What Is a Redirect Chain?
A redirect chain occurs when URL A redirects to URL B, which then redirects to URL C. Instead of a single clean redirect, the browser has to make multiple HTTP requests before reaching the final page. Each hop adds latency — typically 100 to 300 milliseconds — and each hop dilutes the PageRank passing from the original URL.
A single redirect is acceptable and often necessary. Two or more redirects in a chain is a problem worth fixing.
Why Redirect Chains Hurt SEO
Google has confirmed that redirect chains slow down crawling and reduce the amount of PageRank passed to the destination URL. When Googlebot encounters a chain of redirects, it may stop following after a certain number of hops, leaving the final page undiscovered. Core Web Vitals scores also suffer because each redirect adds to the Time to First Byte (TTFB) metric.
Common causes of redirect chains include: migrating from HTTP to HTTPS while also migrating from non-www to www (creating two hops instead of one), updating URLs multiple times without removing old redirects, and using third-party redirect services on top of server-level redirects.
301 vs 302 vs 307 Redirects
The Redirect Checker identifies the type of each redirect in the chain:
- 301 Permanent — the resource has permanently moved. Search engines update their index and pass PageRank to the new URL. Use this for all permanent moves.
- 302 Found (Temporary) — the resource is temporarily at a different location. Search engines keep the original URL in their index. Use this for temporary campaigns or A/B tests.
- 307 Temporary Redirect — same as 302 but strictly preserves the HTTP method. The browser must use the same method (GET, POST) for the redirect request.
- 308 Permanent Redirect — same as 301 but strictly preserves the HTTP method. Useful when redirecting POST requests permanently.
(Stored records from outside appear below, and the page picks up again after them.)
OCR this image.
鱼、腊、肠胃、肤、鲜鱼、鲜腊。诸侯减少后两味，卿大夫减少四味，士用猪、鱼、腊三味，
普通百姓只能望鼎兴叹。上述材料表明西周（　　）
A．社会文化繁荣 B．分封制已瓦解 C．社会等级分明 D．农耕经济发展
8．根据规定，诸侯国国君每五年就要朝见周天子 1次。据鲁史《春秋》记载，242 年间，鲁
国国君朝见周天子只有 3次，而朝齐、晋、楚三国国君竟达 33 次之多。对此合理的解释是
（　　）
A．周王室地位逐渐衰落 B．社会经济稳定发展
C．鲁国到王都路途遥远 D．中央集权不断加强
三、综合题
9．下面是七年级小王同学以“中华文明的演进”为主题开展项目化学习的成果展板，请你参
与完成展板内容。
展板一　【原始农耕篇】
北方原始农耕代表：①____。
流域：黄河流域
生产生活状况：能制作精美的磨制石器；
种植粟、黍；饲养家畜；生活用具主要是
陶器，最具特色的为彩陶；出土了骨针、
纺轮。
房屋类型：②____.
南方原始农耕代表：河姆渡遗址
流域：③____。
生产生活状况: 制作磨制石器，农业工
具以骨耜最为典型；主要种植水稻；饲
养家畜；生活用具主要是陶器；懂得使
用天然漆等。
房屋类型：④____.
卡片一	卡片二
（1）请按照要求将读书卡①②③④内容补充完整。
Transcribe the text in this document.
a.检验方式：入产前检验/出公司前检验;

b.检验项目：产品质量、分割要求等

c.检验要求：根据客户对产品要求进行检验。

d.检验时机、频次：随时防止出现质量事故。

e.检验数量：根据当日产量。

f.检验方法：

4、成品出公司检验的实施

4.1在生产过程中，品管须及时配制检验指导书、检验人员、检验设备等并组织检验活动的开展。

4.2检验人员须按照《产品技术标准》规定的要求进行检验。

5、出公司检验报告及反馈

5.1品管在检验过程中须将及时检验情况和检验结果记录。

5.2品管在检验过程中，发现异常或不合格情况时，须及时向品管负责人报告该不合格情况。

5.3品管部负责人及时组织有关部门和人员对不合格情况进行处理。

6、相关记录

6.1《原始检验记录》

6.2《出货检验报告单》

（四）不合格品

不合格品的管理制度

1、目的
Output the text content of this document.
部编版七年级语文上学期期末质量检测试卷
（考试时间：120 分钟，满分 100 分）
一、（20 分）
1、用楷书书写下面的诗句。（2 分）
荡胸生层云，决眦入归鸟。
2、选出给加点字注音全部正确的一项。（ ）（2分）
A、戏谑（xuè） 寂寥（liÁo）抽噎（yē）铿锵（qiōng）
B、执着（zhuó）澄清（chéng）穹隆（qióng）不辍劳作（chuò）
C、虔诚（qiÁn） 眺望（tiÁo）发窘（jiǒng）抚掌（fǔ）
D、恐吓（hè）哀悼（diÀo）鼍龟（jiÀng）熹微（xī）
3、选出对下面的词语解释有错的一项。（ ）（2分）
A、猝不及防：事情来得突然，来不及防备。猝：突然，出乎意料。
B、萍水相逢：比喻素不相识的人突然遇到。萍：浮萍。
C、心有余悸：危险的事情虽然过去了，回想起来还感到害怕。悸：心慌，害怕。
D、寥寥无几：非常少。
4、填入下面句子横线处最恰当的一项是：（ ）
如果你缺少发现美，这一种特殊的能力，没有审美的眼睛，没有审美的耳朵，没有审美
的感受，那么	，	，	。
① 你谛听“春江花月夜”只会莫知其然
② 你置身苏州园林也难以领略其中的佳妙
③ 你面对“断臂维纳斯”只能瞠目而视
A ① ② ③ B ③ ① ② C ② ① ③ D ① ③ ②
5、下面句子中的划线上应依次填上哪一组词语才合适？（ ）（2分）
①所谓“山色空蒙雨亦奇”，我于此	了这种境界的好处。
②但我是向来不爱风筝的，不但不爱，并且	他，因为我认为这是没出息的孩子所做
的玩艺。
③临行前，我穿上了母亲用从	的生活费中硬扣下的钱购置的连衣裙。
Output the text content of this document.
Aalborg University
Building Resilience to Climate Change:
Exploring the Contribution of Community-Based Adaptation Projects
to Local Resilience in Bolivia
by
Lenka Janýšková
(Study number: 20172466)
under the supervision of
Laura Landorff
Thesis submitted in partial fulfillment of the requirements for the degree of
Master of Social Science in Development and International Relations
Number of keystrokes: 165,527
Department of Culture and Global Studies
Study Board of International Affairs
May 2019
How to Use the Redirect Checker
Enter any URL — including http:// URLs — and click Trace Redirects. The tool makes HEAD requests server-side so results are not affected by your browser cache or location. Each hop is shown with its status code, full URL and a toggleable headers panel so you can inspect response headers at every step.
Try entering your homepage URL with http:// to see whether it resolves cleanly in one hop to your HTTPS canonical URL or whether it passes through multiple intermediate redirects.
How to Fix a Redirect Chain
The fix is straightforward once you know what the chain looks like. Update the original redirect to point directly to the final destination URL, skipping all intermediate steps. For example, if http://example.com redirects to http://www.example.com which then redirects to https://www.example.com, update the first redirect to go directly to https://www.example.com. One hop instead of two.
In Apache .htaccess, ensure your HTTP to HTTPS and non-www to www rewrites are combined into a single rule. In Nginx, combine conditions in one server block. In Cloudflare, use a single Page Rule or Redirect Rule covering both conditions.
Check Your Full Site
The Redirect Checker works on any publicly accessible URL. Check your most important pages — homepage, main product pages, blog posts — and fix any chains you find. For large sites, work through your top pages by organic traffic first, as those are where redirect chains cause the most damage to your SEO rankings.